Now, I will always await the time when I am called by Baba to his divine abode – Shirdi, to experience the peace and ever-lasting blessings of Sai.

Vaishno Devi

February 13th, 2010

Jai Mata Di!

For most North Indians just like me, Vaishno Devi trips are annual must dos. As a kid, I have grown up visiting the shrine once every year. My earliest memory of visiting the shrine was when I accompanied my parents and our extended family to offer prayers at the Vaishno devi shrine. This was a special trip to offer our prayers to the Goddess for blessing my parents with a son and offering the newborn’s hair by shaving them in front of the deity. Hindus believe in offering one’s hair or of newly borns to their tutelary deity as a mark of sacrifice or respect.

Since my childhood, I have been fortunate enough to visit the Vaishno Devi shrine almost annually. I have literally seen the place develop in front of my eyes. However, something’s haven’t changed like the crowd, the langar served by Tseries, the old dhabas, countless pony owners, the pitthus who carry children back and forth, the long wait at the bhawan, and the same old restrooms and shops offering refreshments to the pilgrims.

My usual trip to Vaishno Devi begins from Delhi to Jammu by road or train and than taking a taxi to Katra.  At Katra, where we usually reach in the morning, we straight away take a quick shower at a local hotel or rest house and collect the passes for the darshan from Katra. Once refreshed after a meal at one of the dhabas or new restaurants that have come up at Jammu, our aim is to start walking up as the distance from Katra to bhawan is around 14 kilometers. The Vaishno Devi shrine is located right on top of a mountain and it usually takes 5 hours to reach the shrine on foot.
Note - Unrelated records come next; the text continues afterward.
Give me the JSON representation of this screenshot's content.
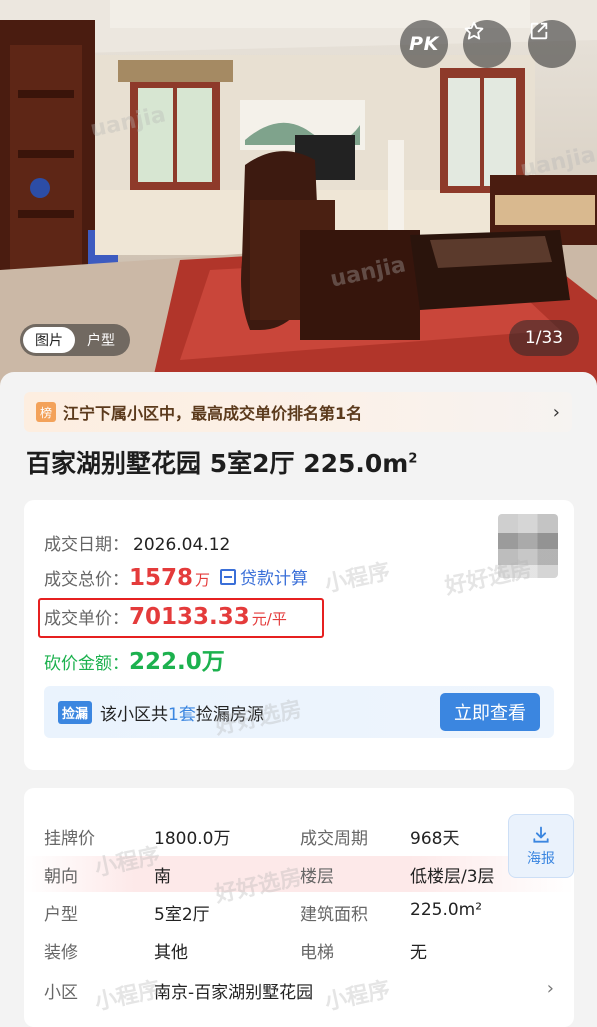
{
  "hero": {
    "pk_label": "PK",
    "media_tabs": [
      "图片",
      "户型"
    ],
    "counter": "1/33",
    "watermark": "uanjia"
  },
  "rank_banner": {
    "badge": "榜",
    "text": "江宁下属小区中，最高成交单价排名第1名"
  },
  "title": {
    "main": "百家湖别墅花园 5室2厅 225.0m",
    "sup": "2"
  },
  "deal": {
    "date_label": "成交日期：",
    "date_value": "2026.04.12",
    "total_label": "成交总价：",
    "total_value": "1578",
    "total_unit": "万",
    "loan_link": "贷款计算",
    "unit_label": "成交单价：",
    "unit_value": "70133.33",
    "unit_unit": "元/平",
    "cut_label": "砍价金额：",
    "cut_value": "222.0万"
  },
  "leak": {
    "tag": "捡漏",
    "text_prefix": "该小区共",
    "count": "1套",
    "text_suffix": "捡漏房源",
    "button": "立即查看"
  },
  "info": {
    "rows": [
      {
        "k1": "挂牌价",
        "v1": "1800.0万",
        "k2": "成交周期",
        "v2": "968天"
      },
      {
        "k1": "朝向",
        "v1": "南",
        "k2": "楼层",
        "v2": "低楼层/3层"
      },
      {
        "k1": "户型",
        "v1": "5室2厅",
        "k2": "建筑面积",
        "v2": "225.0m²"
      },
      {
        "k1": "装修",
        "v1": "其他",
        "k2": "电梯",
        "v2": "无"
      }
    ],
    "community_label": "小区",
    "community_value": "南京-百家湖别墅花园",
    "poster_label": "海报"
  },
  "watermarks": [
    "好好选房",
    "小程序"
  ],
  "colors": {
    "price_red": "#e43b3b",
    "cut_green": "#1cb14e",
    "accent_blue": "#3b86e0",
    "highlight_border": "#e62020"
  }
}
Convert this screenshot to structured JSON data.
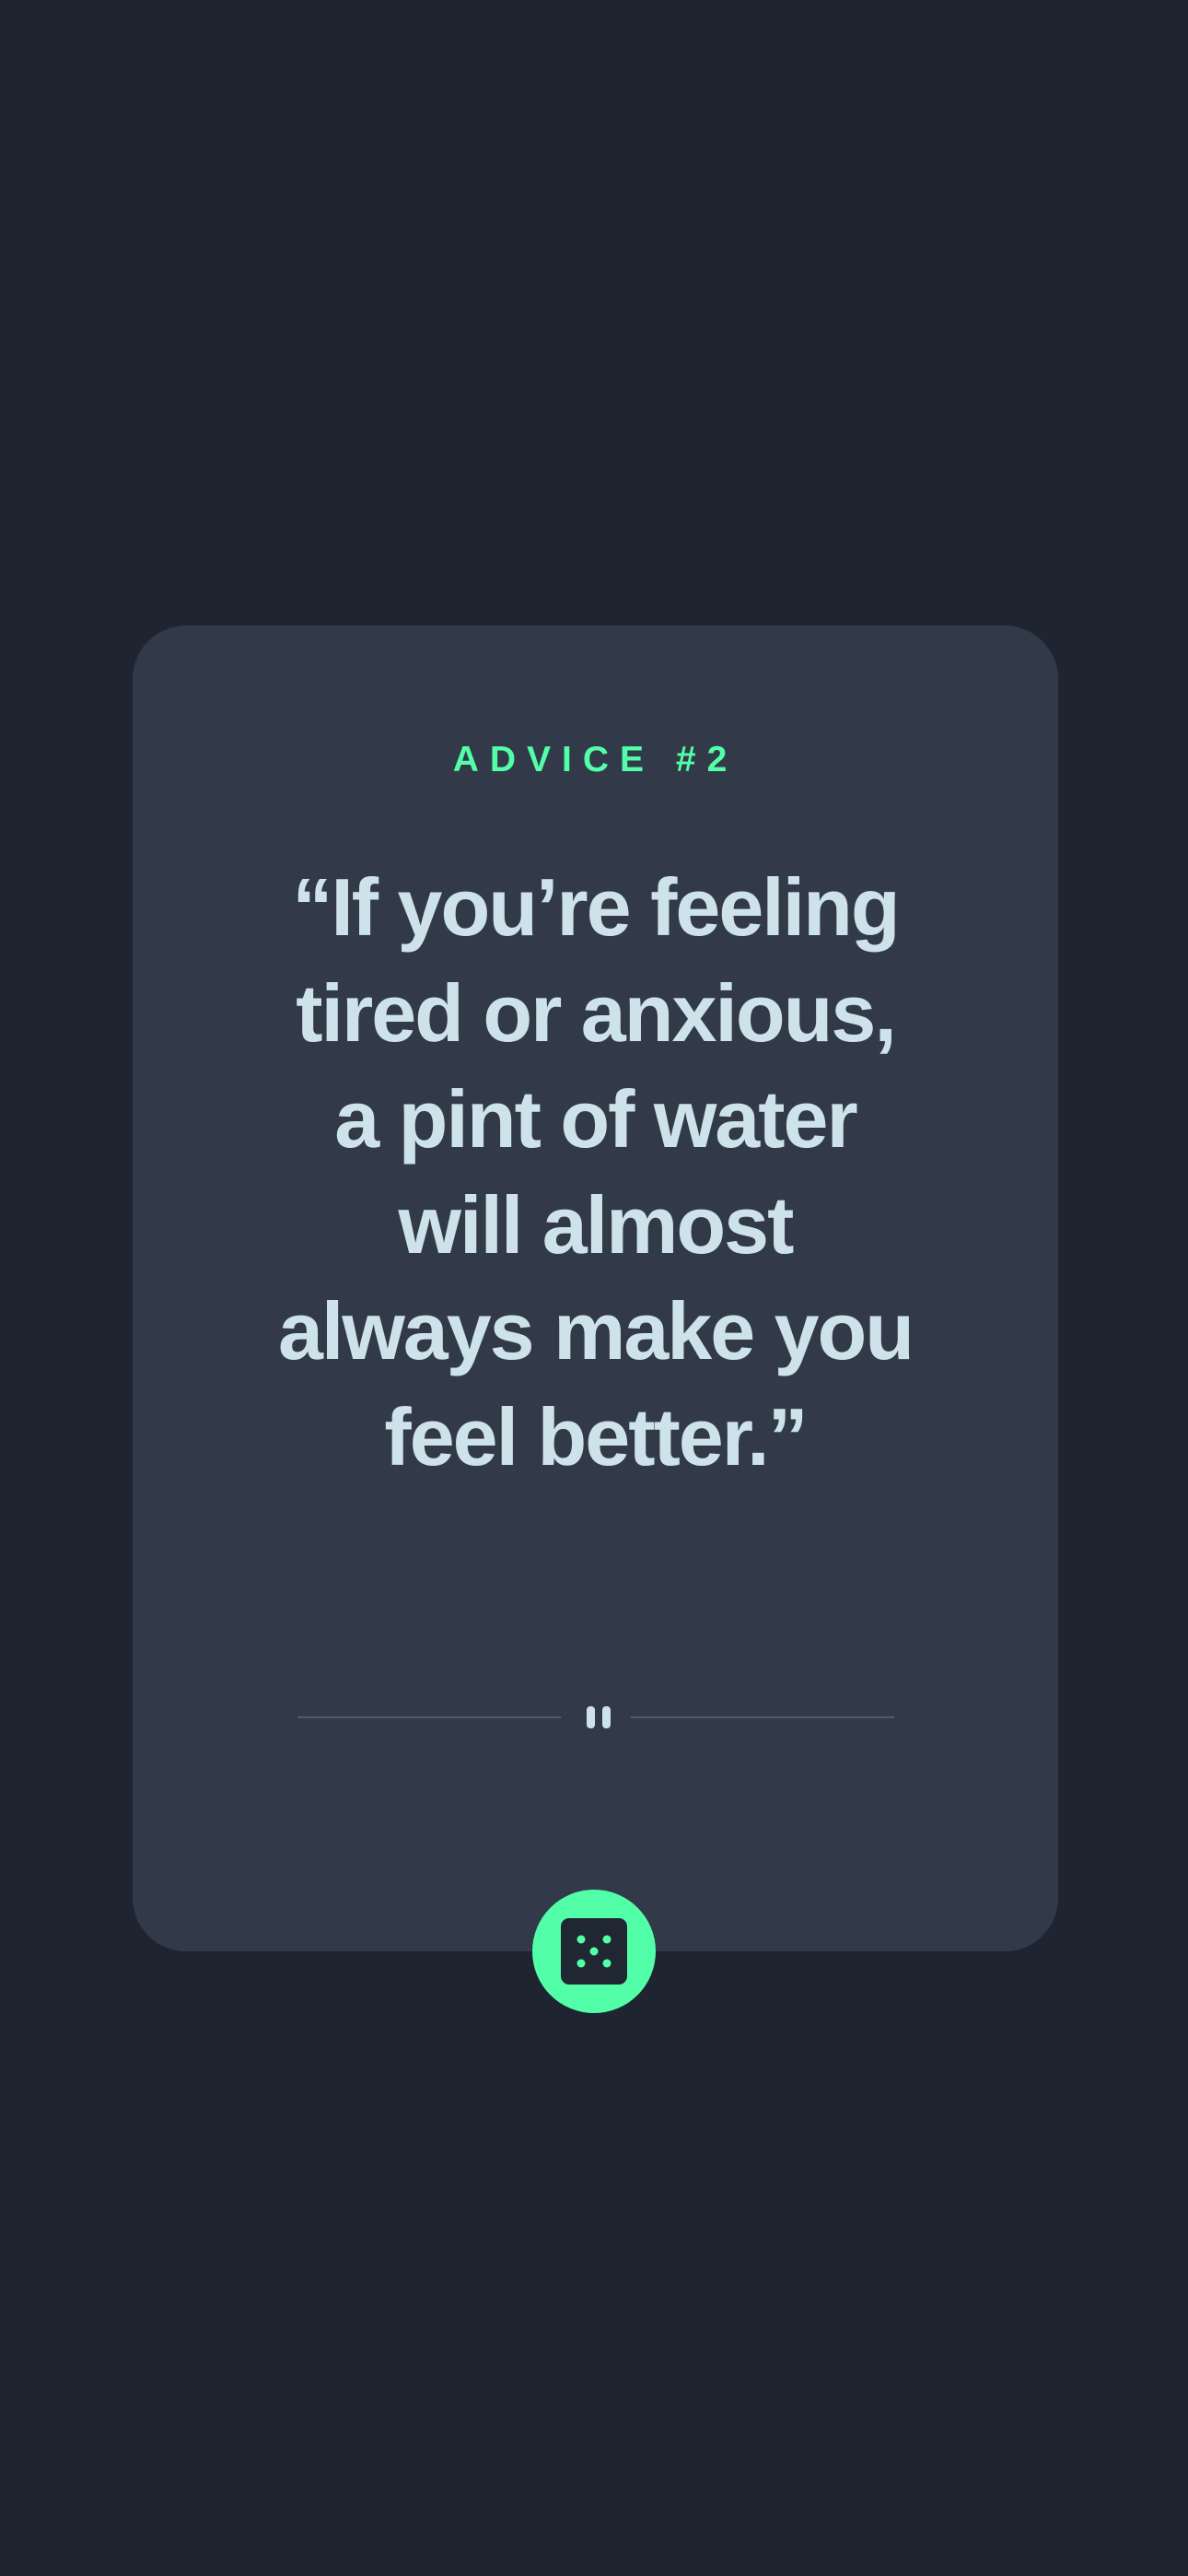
{
  "card": {
    "advice_label": "ADVICE #2",
    "quote": "“If you’re feeling tired or anxious, a pint of water will almost always make you feel better.”"
  },
  "divider": {
    "icon": "pause-icon"
  },
  "dice_button": {
    "icon": "dice-icon"
  },
  "colors": {
    "background": "#1f2530",
    "card": "#323a49",
    "accent": "#52ffa8",
    "text": "#cee3e9",
    "divider_line": "#4f5d74"
  }
}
As for me, I have done this distance on foot, bare foot, pony and the latest was by a helicopter which was very convenient and fast yet it was not as fun-filled and satisfying as my earlier trips.

Being an ancient temple Vaishno Devi is considered to have a strong divine power that grants the wishes of all devotees. Pilgrims from far flung places visit the shrine to offer their prayers at the Goddesses feet. On reaching the bhawan, the loud chants of “Jai Mata Di” just mesmerize the pilgrims and the whole place echos with devotional chants of devotees. Loud claps, chanting and mesmerized pilgrims just wait for their turn to bow in front of the deities inside the bhawan. The darshan of the three pindis of the goddess, or the three avatars of Goddess Sherawali Mata blesses the devotes with countless wishes and fulfills the desires of all.

What I have missed most over these years during these trips are two things – one is of course my mother and second is the old entrance to the bhawan. Earlier entrance was a very narrow cave where a person would barely sit and slide inside. This old guffa (cave) was filled with chilled water that percolated from the mountains and led upto the pindis. It is believed that it was here in this guffa, Goddess Vaishno Devi ran into while she was trying to hide from the demon Bhairon, and it is this place where the Goddess had slain the demon.

A trip to Vaishno Devi is truly an experience of its kind. The high mountain, bare foot climb, cool breeze, the chanting of “Jai Mata Di”, the melodious songs all through the way, countless refreshments, ponies and helpers, the nostalgic feeling of being there in the past just takes my spirit into a different realm altogether. As I bow to the deity and offer my prayers in remembrance, I wish all atleast one trip to the shrine in their lives.

In the end, let’s say a loud jaikara to Sherawali in the customary fashion. Jaikara Sherawali da bolo sache darbar ki – JAI!